Mortgage Application Payments Trend Lower in July

On Thursday, the Mortgage Bankers Association (MBA) reported that according to its Purchase Applications Payment Index (PAPI), which measures how new monthly mortgage payments vary across time (relative to income) using data from MBA’s Weekly Applications Survey, homebuyer affordability improved in July. The national medium payment applied for by applications declined from $2,167 in June to $2,140 in July.

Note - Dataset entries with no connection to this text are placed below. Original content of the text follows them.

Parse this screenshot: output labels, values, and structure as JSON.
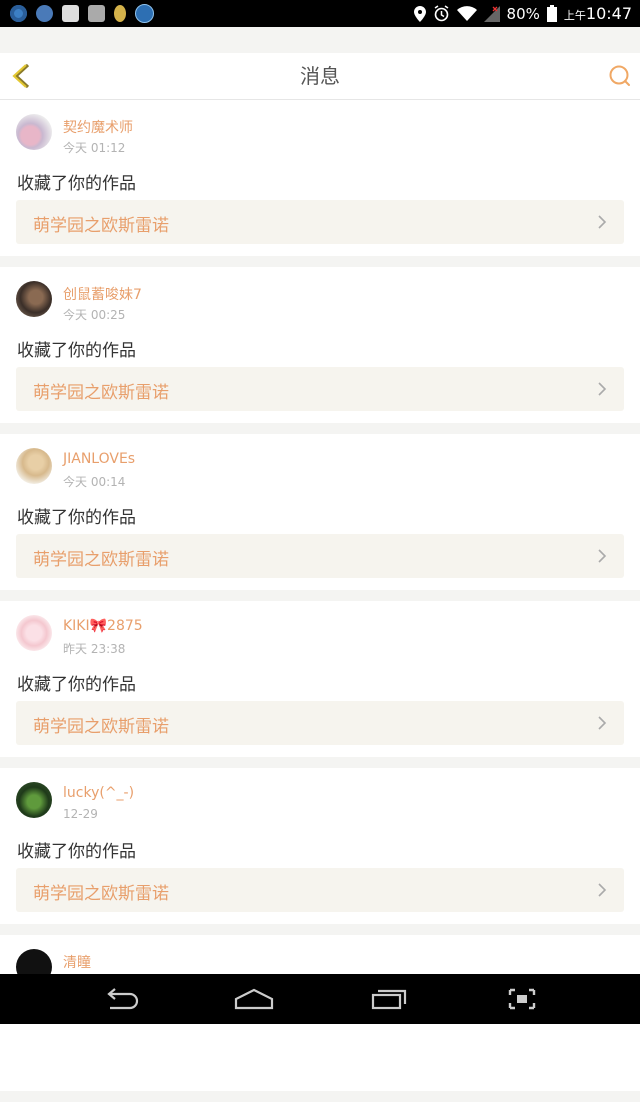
{
  "status_bar": {
    "battery": "80%",
    "ampm": "上午",
    "time": "10:47",
    "icons": [
      "app-icon",
      "browser-icon",
      "mail-icon",
      "gallery-icon",
      "notification-icon",
      "app-k-icon",
      "location-icon",
      "alarm-icon",
      "wifi-icon",
      "signal-icon",
      "battery-icon"
    ]
  },
  "header": {
    "title": "消息"
  },
  "messages": [
    {
      "user": "契约魔术师",
      "time": "今天 01:12",
      "action": "收藏了你的作品",
      "work": "萌学园之欧斯雷诺"
    },
    {
      "user": "创鼠蓄唆妹7",
      "time": "今天 00:25",
      "action": "收藏了你的作品",
      "work": "萌学园之欧斯雷诺"
    },
    {
      "user": "JIANLOVEs",
      "time": "今天 00:14",
      "action": "收藏了你的作品",
      "work": "萌学园之欧斯雷诺"
    },
    {
      "user": "KIKI🎀2875",
      "time": "昨天 23:38",
      "action": "收藏了你的作品",
      "work": "萌学园之欧斯雷诺"
    },
    {
      "user": "lucky(^_-)",
      "time": "12-29",
      "action": "收藏了你的作品",
      "work": "萌学园之欧斯雷诺"
    },
    {
      "user": "清瞳"
    }
  ],
  "colors": {
    "accent": "#e89f6c",
    "link_bg": "#f6f4ee",
    "page_bg": "#f4f4f2"
  }
}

An increase in MBA’s PAPI—indicative of declining borrower affordability conditions—means that the mortgage payment to income ratio (PIR) is higher due to increasing application loan amounts, rising mortgage rates, or a decrease in earnings. A decrease in the PAPI—indicative of improving borrower affordability conditions—occurs when loan application amounts decrease, mortgage rates decrease, or earnings increase.

The national PAPI decreased 1.9% to a reading of 167.7 in July, down from 170.9 in June. Year-over-year, median earnings were up 2.9%, and while payments decreased 1.0%, the moderate earnings growth means that the PAPI is down 3.8% on an annual basis.

For borrowers applying for lower-payment mortgages (the 25th percentile), the national mortgage payment decreased to $1,444 in July from $1,460 in June.

The Builders’ Purchase Application Payment Index (BPAPI) showed that the median mortgage payment for purchase mortgages from MBA’s Builder Application Survey decreased to $2,452 in July from $2,510 in June.